Oh ! l’instant des aveux ! ce cri, ce mot furtif
Qu’éternise un écho dans le ciel attentif !
Mot qui tout bas murmure en tremblant sur la lèvre,
Ou gronde avec l’éclair et jaillit dans la fièvre ;
Triomphe de l’amour par un mot attesté ;
Pouvoir d’une syllabe où tient l’immensité !

Le lac d’azur et d’or, quand le vent se repose,
Reflète au loin des monts chargés de neige rose.
Fausta, Marco sont là, dans cette paix du soir ;
Baignés dans la nature, ils parlent sans la voir.

Et quel vague récit des songes de leur vie,
Quel rayon d’une flamme à ce beau ciel ravie
Emporta leur secret après tant de combats ;
Quel espoir les enivre ? Ils ne le savaient pas.
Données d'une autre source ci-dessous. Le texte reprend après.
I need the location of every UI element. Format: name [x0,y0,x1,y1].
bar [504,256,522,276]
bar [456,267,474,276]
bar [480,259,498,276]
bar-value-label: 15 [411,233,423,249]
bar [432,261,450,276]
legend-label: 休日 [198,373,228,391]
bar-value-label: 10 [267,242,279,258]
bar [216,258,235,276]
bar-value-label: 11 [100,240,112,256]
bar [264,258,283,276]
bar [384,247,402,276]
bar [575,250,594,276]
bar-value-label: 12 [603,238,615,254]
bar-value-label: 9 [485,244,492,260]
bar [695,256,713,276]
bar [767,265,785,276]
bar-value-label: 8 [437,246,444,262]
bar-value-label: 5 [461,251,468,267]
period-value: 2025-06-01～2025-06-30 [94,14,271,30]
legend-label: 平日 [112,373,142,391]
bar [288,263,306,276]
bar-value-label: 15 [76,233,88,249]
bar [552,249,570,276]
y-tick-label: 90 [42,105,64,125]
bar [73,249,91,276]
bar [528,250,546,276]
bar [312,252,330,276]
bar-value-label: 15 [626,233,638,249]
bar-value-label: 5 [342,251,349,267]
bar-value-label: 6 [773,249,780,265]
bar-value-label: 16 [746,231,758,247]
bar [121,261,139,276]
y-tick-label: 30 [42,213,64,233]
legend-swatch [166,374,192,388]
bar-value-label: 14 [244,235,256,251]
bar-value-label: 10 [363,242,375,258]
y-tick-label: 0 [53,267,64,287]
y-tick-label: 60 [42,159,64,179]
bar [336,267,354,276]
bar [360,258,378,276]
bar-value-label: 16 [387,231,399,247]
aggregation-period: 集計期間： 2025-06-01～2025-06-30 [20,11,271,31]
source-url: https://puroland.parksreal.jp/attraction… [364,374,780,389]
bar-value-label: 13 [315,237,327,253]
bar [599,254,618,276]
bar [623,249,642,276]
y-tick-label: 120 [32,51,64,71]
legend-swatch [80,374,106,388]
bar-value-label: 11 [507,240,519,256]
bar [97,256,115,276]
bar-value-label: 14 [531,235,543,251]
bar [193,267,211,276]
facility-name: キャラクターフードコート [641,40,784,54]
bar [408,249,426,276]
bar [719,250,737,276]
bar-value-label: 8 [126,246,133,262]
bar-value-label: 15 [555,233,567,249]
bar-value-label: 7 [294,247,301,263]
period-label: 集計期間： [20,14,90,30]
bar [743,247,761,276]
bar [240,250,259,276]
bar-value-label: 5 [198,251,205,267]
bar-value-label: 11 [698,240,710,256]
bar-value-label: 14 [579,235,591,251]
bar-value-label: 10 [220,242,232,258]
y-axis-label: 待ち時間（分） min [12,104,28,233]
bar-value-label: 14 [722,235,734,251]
Leur âme a laissé fuir quelque rapide image,
Un accent plus ému vibre dans leur langage ;
Enfin l’aveu sacré part, et la chaîne d’or
A lié ces grands cœurs qui résistaient encor ;
Et jamais ni le temps, ni l’homme, ni Dieu même,
N'en briseront l’anneau fait d’un seul mot : Je t’aime.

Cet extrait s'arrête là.